The Iranians, they've got complaints. And they're not getting smaller in number, they're getting increasingly more vocal in number. But with all these complaints and protests against their own government, you can be damn sure they remember 1953. You can be damn sure they're a proud people that don't want outsiders meddling in their internal affairs. So again: why would we do such a monumentally stupid thing as invade them? By and large, I believe that people should have an inalienable right to self-determination and we should support the Iranians and their complaints however they'd like us too and otherwise leave them alone.

Finally, we've got to consider the fallout of all of this. The much bally-hooed Iranian nuclear deal seems to be finally dead-- but here's the kicker: you can argue that all the extra cash is what gave Iran the flexibility to project their power and fund proxy wars throughout the region. With the deal gone and economic sanctions squeezing them tighter and tighter, I think their ability to respond is somewhat constrained- but when you're bankrolling terrorists and non-state actors, an ability to respond doesn't have to cost you that much money to be effective and potentially devastating.

I wasn't all that crazy about the news that Iraq was voting to expel US troops, but (no surprise), it appears that there's more to the story than is being reported--  to be fair, I'm not sure how 'on the level' this Twitter thread is, but it seems credible enough to link to, so y'all can read and decide for yourselves.

I'm for sure not crazy about the amount of pearl clutching over a drone strike-- where the hell have y'all been? President Obama be droning folks all over the place and nary a peep was heard-- but President Trump drones one dude and everyone loses their damn mind! Pick one, people- either the drone striking thing is bad or it's not. Either it needs more Congressional oversight or it doesn't. Do I also think it's well past time for Congress to, you know, do it's job and rein in some of these war powers? Absolutely. Do I think it'll actually happen? No, because that would require Congress to be accountable and responsible for something, two things that we all know that they're super good at.

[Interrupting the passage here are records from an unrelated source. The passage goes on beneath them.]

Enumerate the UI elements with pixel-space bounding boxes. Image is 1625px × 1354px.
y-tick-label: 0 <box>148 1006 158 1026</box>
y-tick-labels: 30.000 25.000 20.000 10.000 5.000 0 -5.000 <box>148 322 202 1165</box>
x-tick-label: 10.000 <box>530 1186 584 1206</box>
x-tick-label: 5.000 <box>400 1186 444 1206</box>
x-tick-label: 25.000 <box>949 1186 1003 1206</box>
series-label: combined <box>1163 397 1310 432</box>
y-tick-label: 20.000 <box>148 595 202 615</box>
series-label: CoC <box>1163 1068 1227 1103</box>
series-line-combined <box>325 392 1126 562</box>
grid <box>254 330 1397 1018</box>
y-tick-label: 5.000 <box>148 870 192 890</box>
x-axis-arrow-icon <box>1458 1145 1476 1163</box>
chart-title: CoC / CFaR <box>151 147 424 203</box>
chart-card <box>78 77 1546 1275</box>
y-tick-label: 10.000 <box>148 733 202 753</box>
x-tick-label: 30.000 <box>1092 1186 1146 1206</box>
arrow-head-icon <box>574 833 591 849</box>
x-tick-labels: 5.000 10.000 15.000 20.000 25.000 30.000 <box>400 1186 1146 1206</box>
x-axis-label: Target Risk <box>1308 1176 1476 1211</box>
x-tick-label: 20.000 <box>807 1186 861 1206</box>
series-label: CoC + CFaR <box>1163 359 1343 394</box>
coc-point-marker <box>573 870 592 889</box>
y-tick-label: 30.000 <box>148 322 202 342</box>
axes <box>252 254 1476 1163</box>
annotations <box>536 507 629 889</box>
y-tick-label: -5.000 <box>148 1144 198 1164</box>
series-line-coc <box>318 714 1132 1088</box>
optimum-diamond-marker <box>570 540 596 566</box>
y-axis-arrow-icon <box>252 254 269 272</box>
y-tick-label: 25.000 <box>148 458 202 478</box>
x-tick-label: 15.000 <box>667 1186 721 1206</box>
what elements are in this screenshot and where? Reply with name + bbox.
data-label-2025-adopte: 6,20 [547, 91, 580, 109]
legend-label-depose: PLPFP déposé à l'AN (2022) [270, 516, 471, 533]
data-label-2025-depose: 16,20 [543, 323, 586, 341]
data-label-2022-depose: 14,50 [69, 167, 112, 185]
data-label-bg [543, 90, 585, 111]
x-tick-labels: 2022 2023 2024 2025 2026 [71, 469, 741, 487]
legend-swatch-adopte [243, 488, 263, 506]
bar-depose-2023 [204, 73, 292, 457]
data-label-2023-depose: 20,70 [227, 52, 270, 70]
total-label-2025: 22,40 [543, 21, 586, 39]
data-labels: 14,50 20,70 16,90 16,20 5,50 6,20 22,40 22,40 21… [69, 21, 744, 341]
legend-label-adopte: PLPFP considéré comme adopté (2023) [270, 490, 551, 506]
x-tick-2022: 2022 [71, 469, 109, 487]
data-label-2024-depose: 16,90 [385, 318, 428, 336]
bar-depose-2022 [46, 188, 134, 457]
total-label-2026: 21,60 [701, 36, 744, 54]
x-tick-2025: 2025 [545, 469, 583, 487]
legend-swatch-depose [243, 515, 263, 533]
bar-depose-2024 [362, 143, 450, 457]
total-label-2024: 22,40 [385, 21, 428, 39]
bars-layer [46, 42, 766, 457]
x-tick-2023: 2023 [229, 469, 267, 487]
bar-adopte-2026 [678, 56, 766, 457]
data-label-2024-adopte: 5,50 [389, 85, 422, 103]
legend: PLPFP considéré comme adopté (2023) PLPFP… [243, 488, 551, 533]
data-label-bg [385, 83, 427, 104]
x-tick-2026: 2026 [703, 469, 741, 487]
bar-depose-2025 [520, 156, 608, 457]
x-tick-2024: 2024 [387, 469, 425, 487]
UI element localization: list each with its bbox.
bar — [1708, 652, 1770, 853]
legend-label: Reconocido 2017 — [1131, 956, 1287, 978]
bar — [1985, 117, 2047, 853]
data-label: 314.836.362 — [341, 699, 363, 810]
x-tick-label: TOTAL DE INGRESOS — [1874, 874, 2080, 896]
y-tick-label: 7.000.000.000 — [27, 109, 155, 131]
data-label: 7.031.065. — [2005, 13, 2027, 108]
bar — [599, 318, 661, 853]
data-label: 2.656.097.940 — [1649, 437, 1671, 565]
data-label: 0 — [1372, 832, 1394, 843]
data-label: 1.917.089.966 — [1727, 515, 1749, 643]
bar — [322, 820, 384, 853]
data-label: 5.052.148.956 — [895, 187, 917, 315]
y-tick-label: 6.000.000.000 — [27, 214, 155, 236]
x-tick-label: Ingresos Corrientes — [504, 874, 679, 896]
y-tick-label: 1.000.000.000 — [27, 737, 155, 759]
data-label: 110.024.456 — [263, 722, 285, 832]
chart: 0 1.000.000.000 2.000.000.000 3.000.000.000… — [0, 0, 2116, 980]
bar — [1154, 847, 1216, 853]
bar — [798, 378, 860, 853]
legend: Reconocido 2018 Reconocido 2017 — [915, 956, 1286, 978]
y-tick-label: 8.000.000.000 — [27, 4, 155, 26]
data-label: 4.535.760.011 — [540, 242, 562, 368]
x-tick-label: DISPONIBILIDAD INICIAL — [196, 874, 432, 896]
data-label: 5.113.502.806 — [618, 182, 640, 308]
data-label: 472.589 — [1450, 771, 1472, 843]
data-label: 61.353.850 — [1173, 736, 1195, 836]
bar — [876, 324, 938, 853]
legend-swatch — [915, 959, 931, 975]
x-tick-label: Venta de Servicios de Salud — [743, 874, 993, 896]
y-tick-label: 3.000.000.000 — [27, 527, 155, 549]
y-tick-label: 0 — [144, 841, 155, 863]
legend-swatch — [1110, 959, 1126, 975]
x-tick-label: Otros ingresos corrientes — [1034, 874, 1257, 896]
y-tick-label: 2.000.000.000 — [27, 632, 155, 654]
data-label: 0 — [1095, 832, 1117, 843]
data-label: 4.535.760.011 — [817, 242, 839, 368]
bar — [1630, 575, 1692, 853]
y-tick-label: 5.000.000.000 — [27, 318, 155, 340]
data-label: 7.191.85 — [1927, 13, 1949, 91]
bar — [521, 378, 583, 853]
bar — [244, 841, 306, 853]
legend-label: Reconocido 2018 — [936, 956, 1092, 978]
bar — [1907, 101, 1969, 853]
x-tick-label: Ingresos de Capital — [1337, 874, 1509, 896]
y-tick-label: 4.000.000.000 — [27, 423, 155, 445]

At the end of the day, does this assassination represent an escalation? Sure does. Does that mean that we're now entering a realm of uncertainty where a whole spectrum of things ranging from 'not that much of anything' to 'World War III' could happen? Sure does. But am I going to say that it was a unequivocally bad thing? No, because...  well, he was a fucker. And if you're going to orchestrate a storming of our Embassy and goodness knows what else, then call me crazy, I'd much prefer we drone you, architect of chaos, than invade a country and spend god knows how much money and blood trying to get it back into a good enough shape that we can leave.

Here's a hot take for y'all to consider: how much of this is bluster and how much of it is actually real life? Because the more I read, the more I gotta wonder...  if deterrance is our policy toward Iran these days, I think we just sent a pretty convincing message that we will no longer be fucked with.

Do I think we're going to get into an out and out war with Iran?

In general, I don't- at least not this week, anyway.

*To reiterate, I'm not about targeting cultural sites, but the symbolism of picking 52 of them to represent the Iranian hostages is the kind of symbolic rhetoric the Iranian government has trafficked in for years, so I can appreciate the rhetorical symbolism even if I heartily disapprove of it being said out loud.